The Twilight sequel scored the third-biggest opening weekend of all time at the North American box office on Sunday, as millions of young women swooned over the complex love triangle involving a high school girl, a vampire and a werewolf.

The Twilight Saga: New Moon earned an estimated $140.7 million during its first three days of release across the United States and Canada, closely held distributor Summit Entertainment said, crushing industry expectations.

The record for an opening is $158 million, set last year by the Batman sequel The Dark Knight. The 2007 movie Spider-Man 3 follows with $151 million. New Moon replaced Pirates of the Caribbean: Dead Man's Chest ($136 million) at No. 3.

The vampire romance is well on its way to exceeding the $193 million total of its predecessor, Twilight, which was released exactly a year ago.

Summit Entertainment said New Moon also set an opening-day record with Friday sales of $72.7 million, surpassing the $67.2 million haul of The Dark Knight.

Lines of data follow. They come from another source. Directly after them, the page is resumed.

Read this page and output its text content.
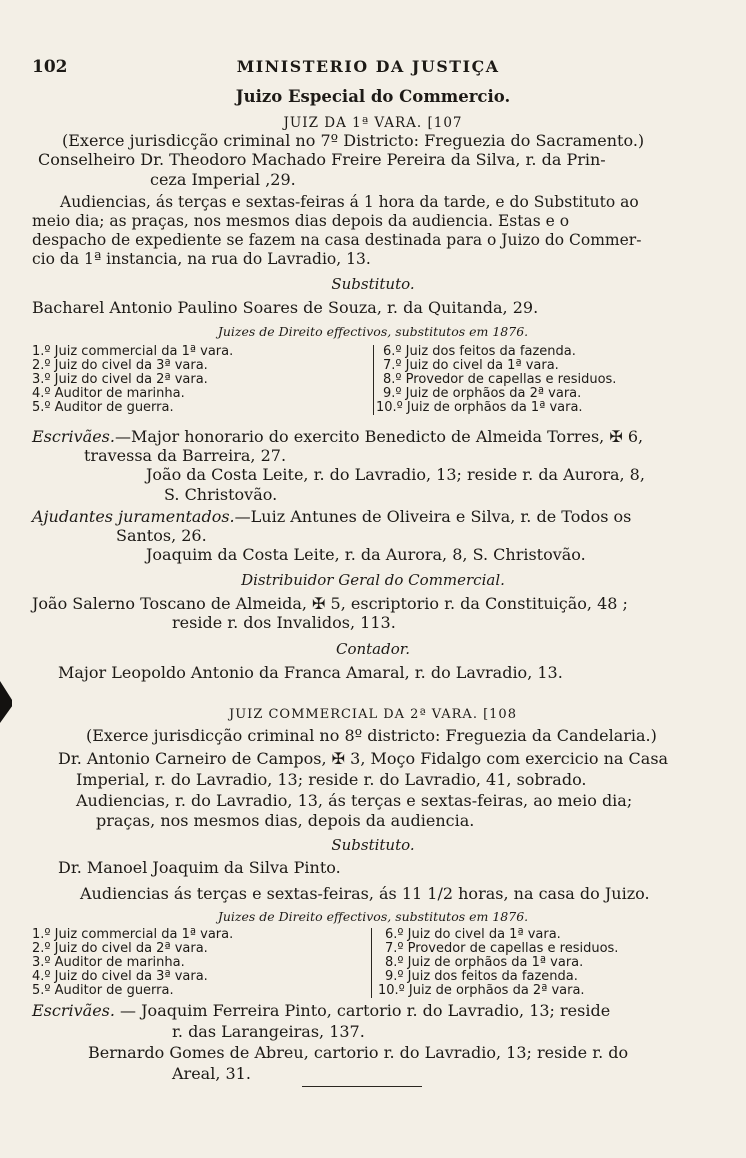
102	MINISTERIO DA JUSTIÇA
Juizo Especial do Commercio.
JUIZ DA 1ª VARA. [107
(Exerce jurisdicção criminal no 7º Districto: Freguezia do Sacramento.)
Conselheiro Dr. Theodoro Machado Freire Pereira da Silva, r. da Prin-
ceza Imperial ,29.
Audiencias, ás terças e sextas-feiras á 1 hora da tarde, e do Substituto ao
meio dia; as praças, nos mesmos dias depois da audiencia. Estas e o
despacho de expediente se fazem na casa destinada para o Juizo do Commer-
cio da 1ª instancia, na rua do Lavradio, 13.
Substituto.
Bacharel Antonio Paulino Soares de Souza, r. da Quitanda, 29.
Juizes de Direito effectivos, substitutos em 1876.
1.º Juiz commercial da 1ª vara.
2.º Juiz do civel da 3ª vara.
3.º Juiz do civel da 2ª vara.
4.º Auditor de marinha.
5.º Auditor de guerra.
6.º Juiz dos feitos da fazenda.
7.º Juiz do civel da 1ª vara.
8.º Provedor de capellas e residuos.
9.º Juiz de orphãos da 2ª vara.
10.º Juiz de orphãos da 1ª vara.
Escrivães.—Major honorario do exercito Benedicto de Almeida Torres, ✠ 6,
travessa da Barreira, 27.
João da Costa Leite, r. do Lavradio, 13; reside r. da Aurora, 8,
S. Christovão.
Ajudantes juramentados.—Luiz Antunes de Oliveira e Silva, r. de Todos os
Santos, 26.
Joaquim da Costa Leite, r. da Aurora, 8, S. Christovão.
Distribuidor Geral do Commercial.
João Salerno Toscano de Almeida, ✠ 5, escriptorio r. da Constituição, 48 ;
reside r. dos Invalidos, 113.
Contador.
Major Leopoldo Antonio da Franca Amaral, r. do Lavradio, 13.
JUIZ COMMERCIAL DA 2ª VARA. [108
(Exerce jurisdicção criminal no 8º districto: Freguezia da Candelaria.)
Dr. Antonio Carneiro de Campos, ✠ 3, Moço Fidalgo com exercicio na Casa
Imperial, r. do Lavradio, 13; reside r. do Lavradio, 41, sobrado.
Audiencias, r. do Lavradio, 13, ás terças e sextas-feiras, ao meio dia;
praças, nos mesmos dias, depois da audiencia.
Substituto.
Dr. Manoel Joaquim da Silva Pinto.
Audiencias ás terças e sextas-feiras, ás 11 1/2 horas, na casa do Juizo.
Juizes de Direito effectivos, substitutos em 1876.
1.º Juiz commercial da 1ª vara.
2.º Juiz do civel da 2ª vara.
3.º Auditor de marinha.
4.º Juiz do civel da 3ª vara.
5.º Auditor de guerra.
6.º Juiz do civel da 1ª vara.
7.º Provedor de capellas e residuos.
8.º Juiz de orphãos da 1ª vara.
9.º Juiz dos feitos da fazenda.
10.º Juiz de orphãos da 2ª vara.
Escrivães. — Joaquim Ferreira Pinto, cartorio r. do Lavradio, 13; reside
r. das Larangeiras, 137.
Bernardo Gomes de Abreu, cartorio r. do Lavradio, 13; reside r. do
Areal, 31.
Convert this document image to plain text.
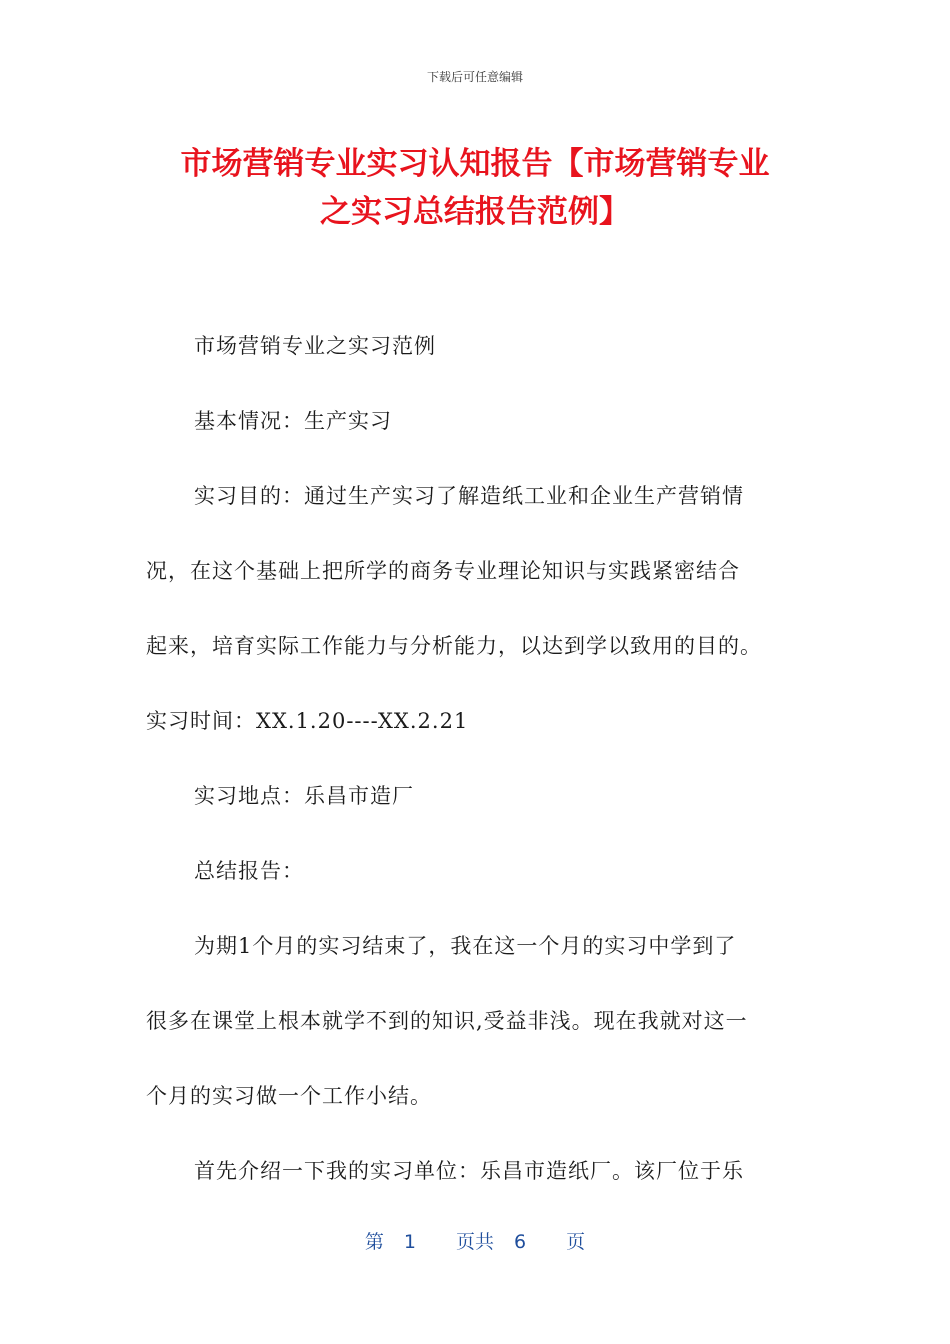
下载后可任意编辑
市场营销专业实习认知报告【市场营销专业
之实习总结报告范例】
市场营销专业之实习范例
基本情况：生产实习
实习目的：通过生产实习了解造纸工业和企业生产营销情
况，在这个基础上把所学的商务专业理论知识与实践紧密结合
起来，培育实际工作能力与分析能力，以达到学以致用的目的。
实习时间：XX.1.20----XX.2.21
实习地点：乐昌市造厂
总结报告：
为期1个月的实习结束了，我在这一个月的实习中学到了
很多在课堂上根本就学不到的知识,受益非浅。现在我就对这一
个月的实习做一个工作小结。
首先介绍一下我的实习单位：乐昌市造纸厂。该厂位于乐
第 1 页共 6 页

That tally was bolstered by record-breaking midnight sales of $26.3 million. The old mark was set earlier this year by Harry Potter and the Half-Blood Prince with $22.2 million.

A FEW MORE MEN

The closely held studio said New Moon also earned $118.1 million from 25 foreign markets. Data from individual countries were not immediately available.

Exit-polling data in North America indicated that women accounted for 80 percent of the audience and half the audience was under 21. Summit said male moviegoers increased their share by a couple of percentage points, and the new film also brought in a few more older women.

New Moon revisits the dangerous romance between high school student Bella Swan (Kristen Stewart) and vampire Edward Cullen (Robert Pattinson).

After falling in love with each other in Twilight, Bella and Edward break up in New Moon. Bella hooks up with Jacob Black (Taylor Lautner), an American Indian who is also a werewolf. Jacob protects Bella, but she still longs for the gentle blood-sucker Edward. Chris Weitz directed the $50 million project.

Reviews were largely scathing, but the franchise is considered critic-proof. Indeed, the stars have become sex symbols whose real-life romances with each other (Stewart and Pattinson) or with country star Taylor Swift (Lautner) have long been gossip-column fodder. Fans lined up outside theaters days before the sequel opened.

The Twilight film franchise is based on a series of four novels of the same name by Stephenie Meyer, which her publisher says have sold 85 million copies worldwide. A third film, Eclipse, is due in June.

Also new at the box office was the Sandra Bullock family drama The Blind Side at a distant No. 2 with $34.5 million, the best opening of her career. The fact-based movie was released by Time Warner Inc's Warner Bros. Pictures on behalf of independent producer Alcon Entertainment. Bullock plays a Tennessee housewife who transforms a homeless black teenager into a high-school football star.

The cartoon Planet 51 opened at No. 4 with a modest $12.6 million, playing almost exclusively to parents and young children.

Last weekend's champion, the disaster movie 2012, fell to No. 3 with $26.5 million, taking its 10-day haul to $108.2 million. The picture led the foreign box office for a second weekend with $100.5 million; its foreign tally soared to $341.1 million. Both Planet 51 and 2012 were released by Columbia Pictures, a unit of Sony Corp.

Walt Disney Co's stop-motion adaptation of A Christmas Carol fell three places to No. 5 with $12.2 million in its third weekend; its tally stands at $79.8 million.